The UAE’s Ministry of Economy has launched an electronic system to monitor goods and their prices to counter attempts at potential monopoly, it said in a statement. The system will connect the ministry with the Ports and Customs and with major retailers and has the capacity to monitor the prices of 200 commodities on a daily basis.
The new system allows the ministry to access to all the items at retail outlets in the UAE, find out their prices and quantities received from customs, the volume of production locally, and the proportion of the quantities that were sold. On a weekly basis, it will also provide the prices of basic food commodities globally, and the wholesale price according to import bills, which are submitted to the customs ports, the statement said.

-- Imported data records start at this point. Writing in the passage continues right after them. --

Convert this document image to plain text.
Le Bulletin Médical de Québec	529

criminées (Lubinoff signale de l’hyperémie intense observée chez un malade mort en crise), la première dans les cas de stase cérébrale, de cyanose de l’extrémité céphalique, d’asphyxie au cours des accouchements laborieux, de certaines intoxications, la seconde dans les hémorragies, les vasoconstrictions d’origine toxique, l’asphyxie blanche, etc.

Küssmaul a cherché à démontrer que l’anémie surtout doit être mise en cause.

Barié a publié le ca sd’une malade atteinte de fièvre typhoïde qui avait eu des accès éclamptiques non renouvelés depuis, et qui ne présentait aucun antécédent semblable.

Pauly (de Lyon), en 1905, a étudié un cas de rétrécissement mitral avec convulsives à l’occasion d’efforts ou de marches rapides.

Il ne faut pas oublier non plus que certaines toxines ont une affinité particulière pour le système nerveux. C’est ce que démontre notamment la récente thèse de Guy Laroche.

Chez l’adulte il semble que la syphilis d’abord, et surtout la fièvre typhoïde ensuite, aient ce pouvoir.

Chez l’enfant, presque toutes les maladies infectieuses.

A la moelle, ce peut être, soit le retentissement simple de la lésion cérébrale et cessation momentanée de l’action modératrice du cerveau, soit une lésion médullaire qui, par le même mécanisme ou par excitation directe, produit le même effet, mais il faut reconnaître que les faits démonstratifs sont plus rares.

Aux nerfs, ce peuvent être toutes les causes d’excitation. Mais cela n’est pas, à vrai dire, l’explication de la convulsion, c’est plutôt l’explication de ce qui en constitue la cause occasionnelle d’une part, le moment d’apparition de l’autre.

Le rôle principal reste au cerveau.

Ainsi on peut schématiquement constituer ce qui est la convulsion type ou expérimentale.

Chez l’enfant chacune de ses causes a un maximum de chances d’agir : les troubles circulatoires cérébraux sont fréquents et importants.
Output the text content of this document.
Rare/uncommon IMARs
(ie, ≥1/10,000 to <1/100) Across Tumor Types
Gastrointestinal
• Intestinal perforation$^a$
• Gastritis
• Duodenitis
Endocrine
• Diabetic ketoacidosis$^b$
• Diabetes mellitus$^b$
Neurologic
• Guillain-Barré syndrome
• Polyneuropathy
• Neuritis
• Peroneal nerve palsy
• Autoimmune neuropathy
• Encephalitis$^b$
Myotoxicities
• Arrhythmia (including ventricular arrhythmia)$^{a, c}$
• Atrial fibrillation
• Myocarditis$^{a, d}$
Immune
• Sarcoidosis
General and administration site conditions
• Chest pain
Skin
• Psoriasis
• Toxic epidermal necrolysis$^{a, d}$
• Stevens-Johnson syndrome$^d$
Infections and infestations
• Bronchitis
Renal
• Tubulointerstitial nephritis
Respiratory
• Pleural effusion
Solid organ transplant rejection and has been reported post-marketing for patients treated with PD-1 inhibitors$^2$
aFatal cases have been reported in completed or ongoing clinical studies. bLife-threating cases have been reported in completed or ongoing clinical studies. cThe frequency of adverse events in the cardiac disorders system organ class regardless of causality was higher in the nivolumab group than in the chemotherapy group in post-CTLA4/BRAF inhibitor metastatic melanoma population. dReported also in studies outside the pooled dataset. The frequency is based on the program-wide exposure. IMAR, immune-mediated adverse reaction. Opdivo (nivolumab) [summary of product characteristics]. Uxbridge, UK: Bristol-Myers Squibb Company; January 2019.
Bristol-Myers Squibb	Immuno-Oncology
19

“The new system contributes to the stabilization of consumer prices in the UAE and the continued flow of commodities and predict crises that may occur in the future at both local and global levels,” Sultan Bin Saeed Al Mansoori, Minister of Economy said in the statement.
It will also provide policy makers and analysts with the latest available information, and guide consumers to cheaper outlets, he said. These cheaper outlets make-up more than 80 per cent of the retail market in the country, he added.
Goods that are currently being monitored by the system are rice, wheat, poultry, sugar, milk, tea, meat, eggs, oils and fish, and the outlets that are monitored include cooperative societies in the UAE, Lulu Hypermarket, Carrefour and Spinneys.
The system is linked with the Food and Agriculture Organization of the United Nations (FAO), and hence will identify global commodity prices to find out any possible price rise.
The Ministry has recently undertaken a pilot phase with some commodities and the results were generalized for other goods. There are also future plans to expand the system and introduce new commodities, said Mansoori.